Pocock carries a hard won reputation as one of the best back rowers in the game, but he recalls following in McCalman’s footsteps to Panasonic in 2016 as far from easy.
“I went to Panasonic the year after he’d been there, and they were big shoes to fill,” Pocock says.
“Everyone just wanted to talk to me about Benny McCalman and how great he was and how well he played, how many tries he scored, how many metres he made.
“He’d made a pretty big impact in one season, and they were very keen to have him back.”
And the Big Dog would have happily returned, if it weren’t for his broken shoulder.
He might not be preparing for a third World Cup, but watching McCalman efficiently shepherd stock into a semi trailer with brother Andy, there’s no doubting he’s sheep-yard fit.
Consistently strong lamb and wool prices have been a saving grace for many graziers in western NSW throughout the drought, off-setting some of the cost of feeding stock with fodder and grain.
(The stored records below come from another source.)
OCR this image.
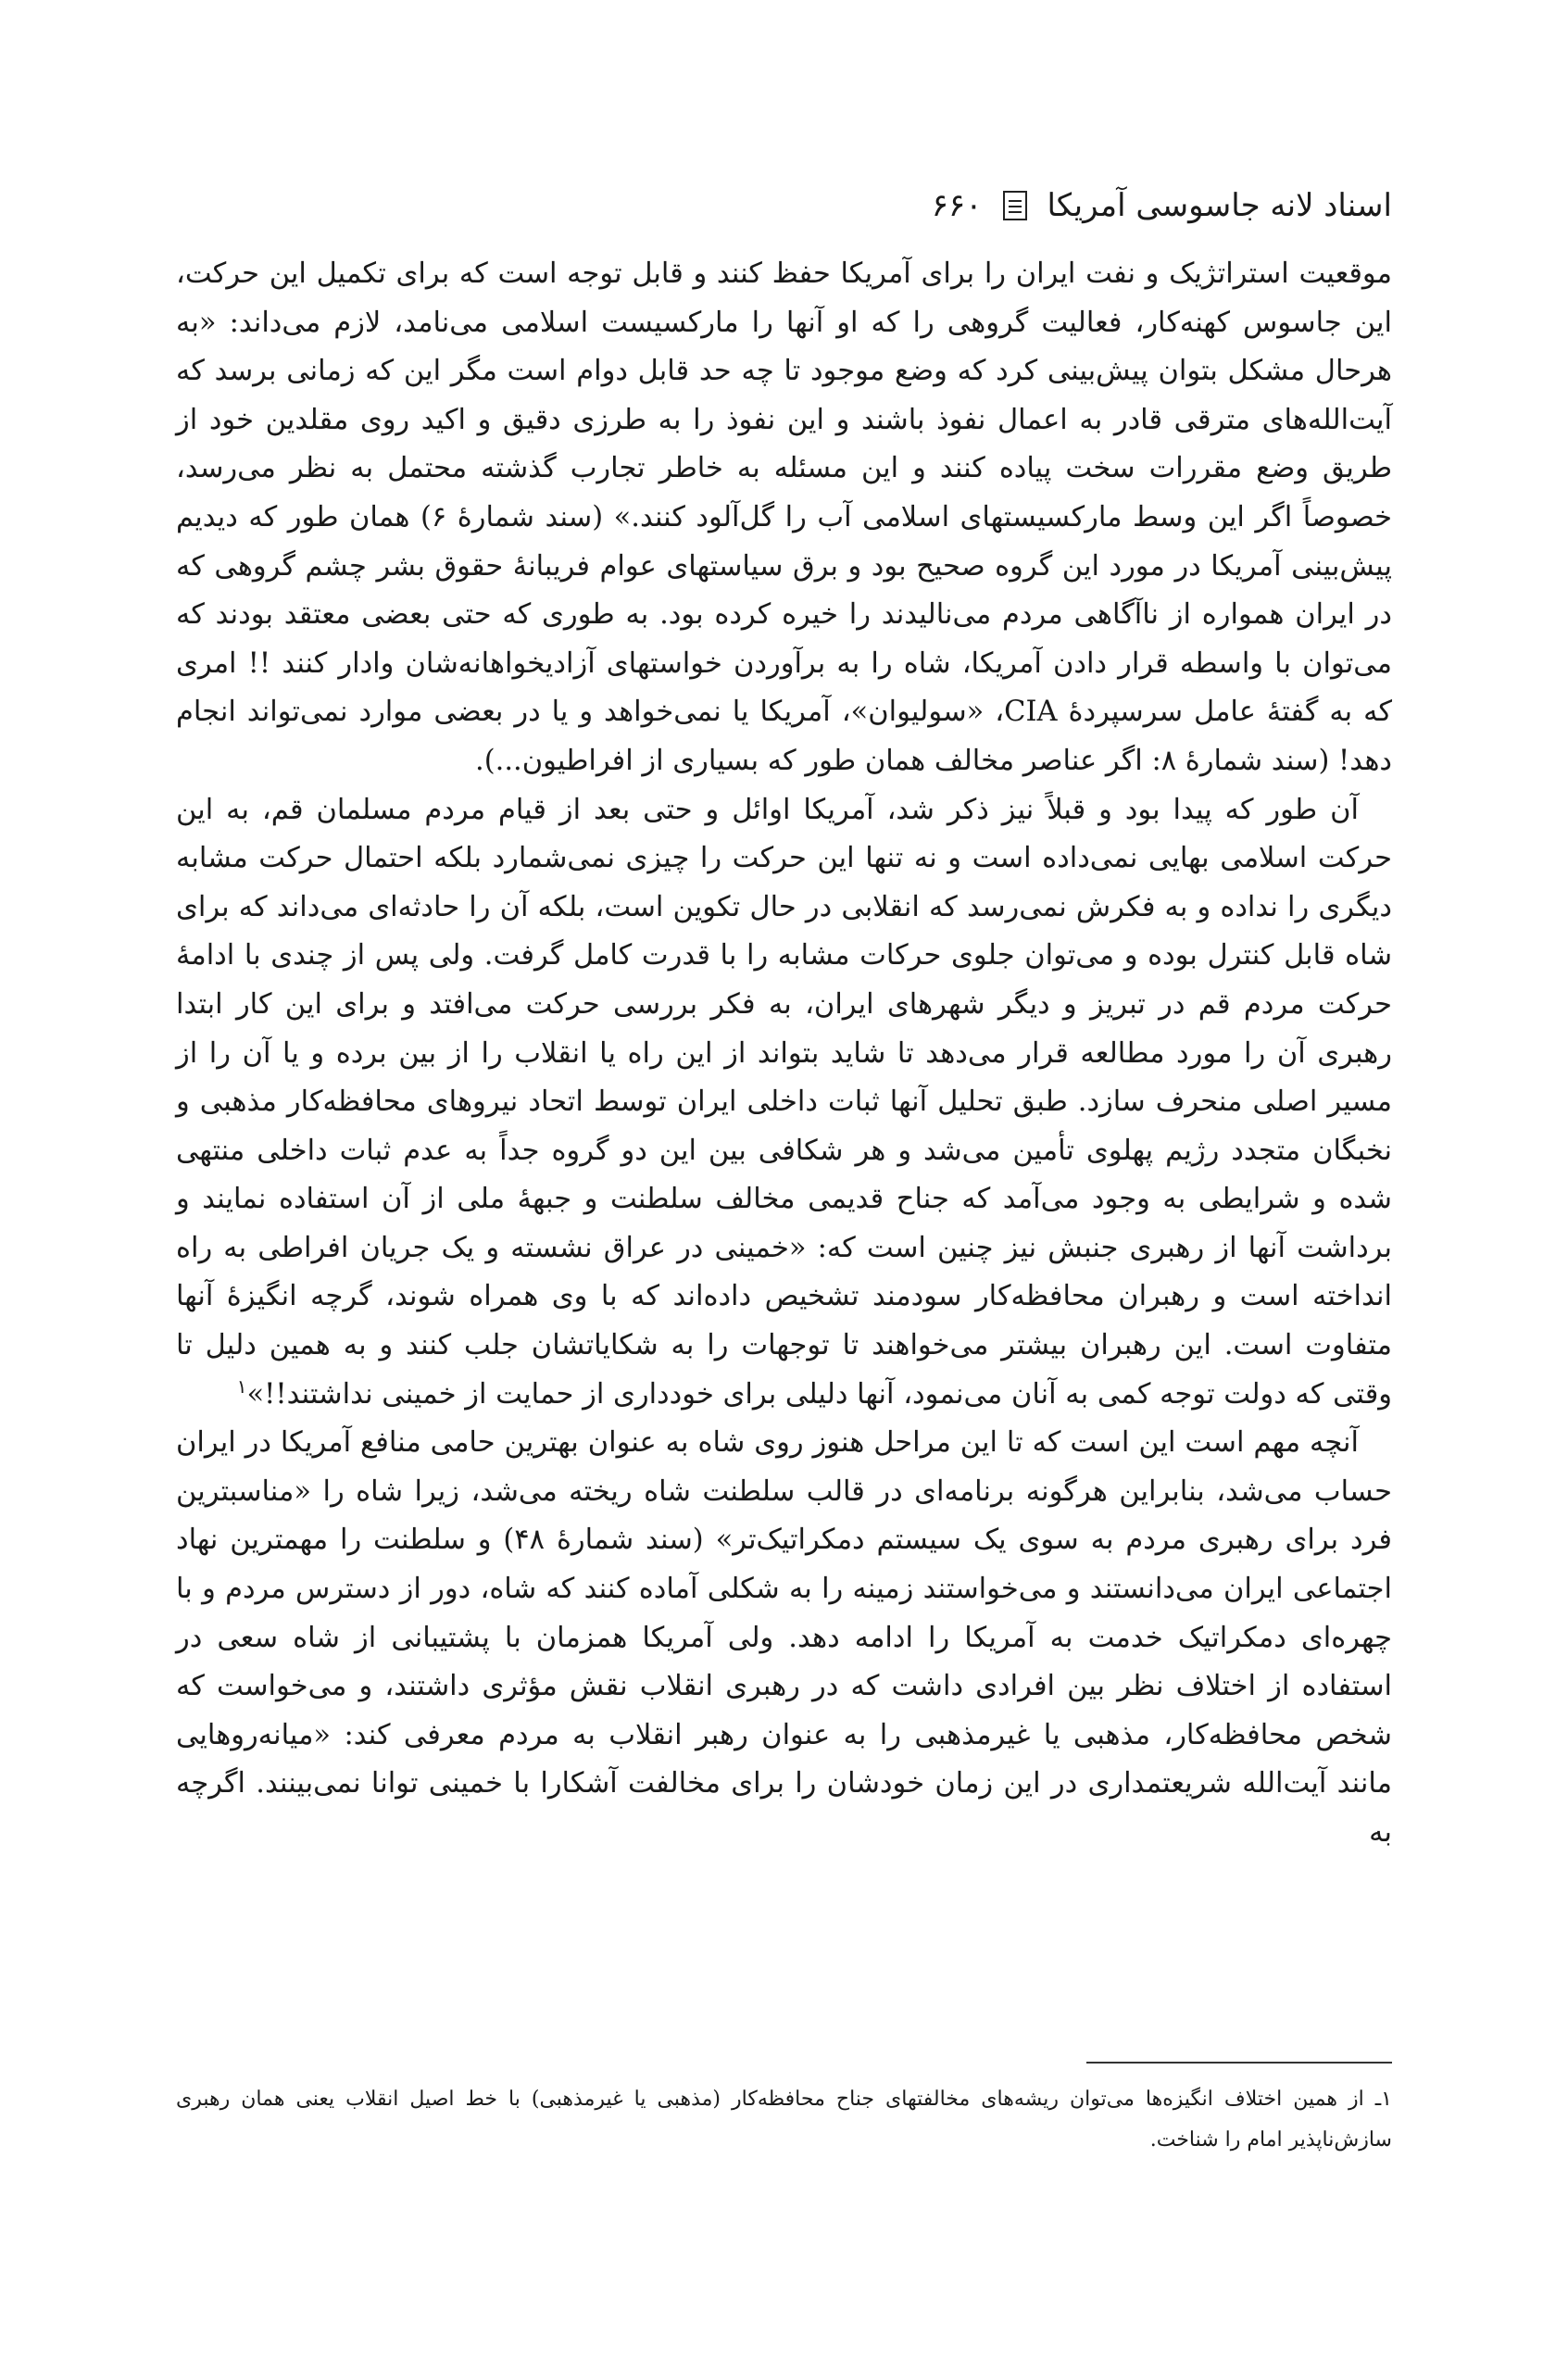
اسناد لانه جاسوسی آمریکا
۶۶۰

موقعیت استراتژیک و نفت ایران را برای آمریکا حفظ کنند و قابل توجه است که برای تکمیل این حرکت، این جاسوس کهنه‌کار، فعالیت گروهی را که او آنها را مارکسیست اسلامی می‌نامد، لازم می‌داند: «به هرحال مشکل بتوان پیش‌بینی کرد که وضع موجود تا چه حد قابل دوام است مگر این که زمانی برسد که آیت‌الله‌های مترقی قادر به اعمال نفوذ باشند و این نفوذ را به طرزی دقیق و اکید روی مقلدین خود از طریق وضع مقررات سخت پیاده کنند و این مسئله به خاطر تجارب گذشته محتمل به نظر می‌رسد، خصوصاً اگر این وسط مارکسیستهای اسلامی آب را گل‌آلود کنند.» (سند شمارهٔ ۶) همان طور که دیدیم پیش‌بینی آمریکا در مورد این گروه صحیح بود و برق سیاستهای عوام فریبانهٔ حقوق بشر چشم گروهی که در ایران همواره از ناآگاهی مردم می‌نالیدند را خیره کرده بود. به طوری که حتی بعضی معتقد بودند که می‌توان با واسطه قرار دادن آمریکا، شاه را به برآوردن خواستهای آزادیخواهانه‌شان وادار کنند !! امری که به گفتهٔ عامل سرسپردهٔ CIA، «سولیوان»، آمریکا یا نمی‌خواهد و یا در بعضی موارد نمی‌تواند انجام دهد! (سند شمارهٔ ۸: اگر عناصر مخالف همان طور که بسیاری از افراطیون...).

آن طور که پیدا بود و قبلاً نیز ذکر شد، آمریکا اوائل و حتی بعد از قیام مردم مسلمان قم، به این حرکت اسلامی بهایی نمی‌داده است و نه تنها این حرکت را چیزی نمی‌شمارد بلکه احتمال حرکت مشابه دیگری را نداده و به فکرش نمی‌رسد که انقلابی در حال تکوین است، بلکه آن را حادثه‌ای می‌داند که برای شاه قابل کنترل بوده و می‌توان جلوی حرکات مشابه را با قدرت کامل گرفت. ولی پس از چندی با ادامهٔ حرکت مردم قم در تبریز و دیگر شهرهای ایران، به فکر بررسی حرکت می‌افتد و برای این کار ابتدا رهبری آن را مورد مطالعه قرار می‌دهد تا شاید بتواند از این راه یا انقلاب را از بین برده و یا آن را از مسیر اصلی منحرف سازد. طبق تحلیل آنها ثبات داخلی ایران توسط اتحاد نیروهای محافظه‌کار مذهبی و نخبگان متجدد رژیم پهلوی تأمین می‌شد و هر شکافی بین این دو گروه جداً به عدم ثبات داخلی منتهی شده و شرایطی به وجود می‌آمد که جناح قدیمی مخالف سلطنت و جبههٔ ملی از آن استفاده نمایند و برداشت آنها از رهبری جنبش نیز چنین است که: «خمینی در عراق نشسته و یک جریان افراطی به راه انداخته است و رهبران محافظه‌کار سودمند تشخیص داده‌اند که با وی همراه شوند، گرچه انگیزهٔ آنها متفاوت است. این رهبران بیشتر می‌خواهند تا توجهات را به شکایاتشان جلب کنند و به همین دلیل تا وقتی که دولت توجه کمی به آنان می‌نمود، آنها دلیلی برای خودداری از حمایت از خمینی نداشتند!!»$^۱$

آنچه مهم است این است که تا این مراحل هنوز روی شاه به عنوان بهترین حامی منافع آمریکا در ایران حساب می‌شد، بنابراین هرگونه برنامه‌ای در قالب سلطنت شاه ریخته می‌شد، زیرا شاه را «مناسبترین فرد برای رهبری مردم به سوی یک سیستم دمکراتیک‌تر» (سند شمارهٔ ۴۸) و سلطنت را مهمترین نهاد اجتماعی ایران می‌دانستند و می‌خواستند زمینه را به شکلی آماده کنند که شاه، دور از دسترس مردم و با چهره‌ای دمکراتیک خدمت به آمریکا را ادامه دهد. ولی آمریکا همزمان با پشتیبانی از شاه سعی در استفاده از اختلاف نظر بین افرادی داشت که در رهبری انقلاب نقش مؤثری داشتند، و می‌خواست که شخص محافظه‌کار، مذهبی یا غیرمذهبی را به عنوان رهبر انقلاب به مردم معرفی کند: «میانه‌روهایی مانند آیت‌الله شریعتمداری در این زمان خودشان را برای مخالفت آشکارا با خمینی توانا نمی‌بینند. اگرچه به

۱ـ از همین اختلاف انگیزه‌ها می‌توان ریشه‌های مخالفتهای جناح محافظه‌کار (مذهبی یا غیرمذهبی) با خط اصیل انقلاب یعنی همان رهبری سازش‌ناپذیر امام را شناخت.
As McCalman points out; ‘it’s a bit hard to shear a cow’, and he classed all the family’s own wool for the first time during shearing earlier this month, just as father Duncan used to.
“Growing up we were always in the sheep yards or the woolshed, if we were shearing, so I’ve always been around it,” he says.
“Some farmers get contractors in (to do the shed work) and they’ll just bring the sheep to the yards, whereas dad was our wool classer, so we were always in the shed.”
Each property has its own unique stencil to mark the bales of wool so they can be identified during transport and sale, and it was a significant moment when McCalman sent off his first ‘clip’ as a qualified classer.
“We’re now continuing to work on the farm where dad always worked, and to be able to expand and buy another place two or three years ago is something we’re proud of,” he says.
“I always knew I was going to come back here - but I’m lucky that I got to go away and do what I did with rugby as well - and that the farm’s still here now.”
This gratitude is typical of McCalman who, by his own admission, hasn’t watched a lot of top-level rugby since returning to Warren, but said he’ll be tuning in for the World Cup and might even make a last-minute pilgrimage to Japan.
“Yeah, definitely. The time zone’s almost the same, so it should be easy to watch,” he says.
“I’ve got mates that are heading over, so I might even jump in with them.
“Obviously I wish I was still fit and playing and, if I was playing well, a chance to be there.
“But I’m excited to see the guys in action, and there’s a few young blokes coming through who are pretty handy.
“Hopefully they go well.”
Sheep successfully loaded, we return to Warren in McCalman’s dusty ute, and stroll into the town’s cafe on Dubbo Street for a bite to eat.
“What can I getcha, Ben?" the middle-aged female proprietor asks.
I’m caught off guard and realise that, in four years, it’s the first time I’ve ever heard anyone use his actual first name.
McCalman is no 'Big Dog' to people out here, and you get the feeling that’s just the way he likes it.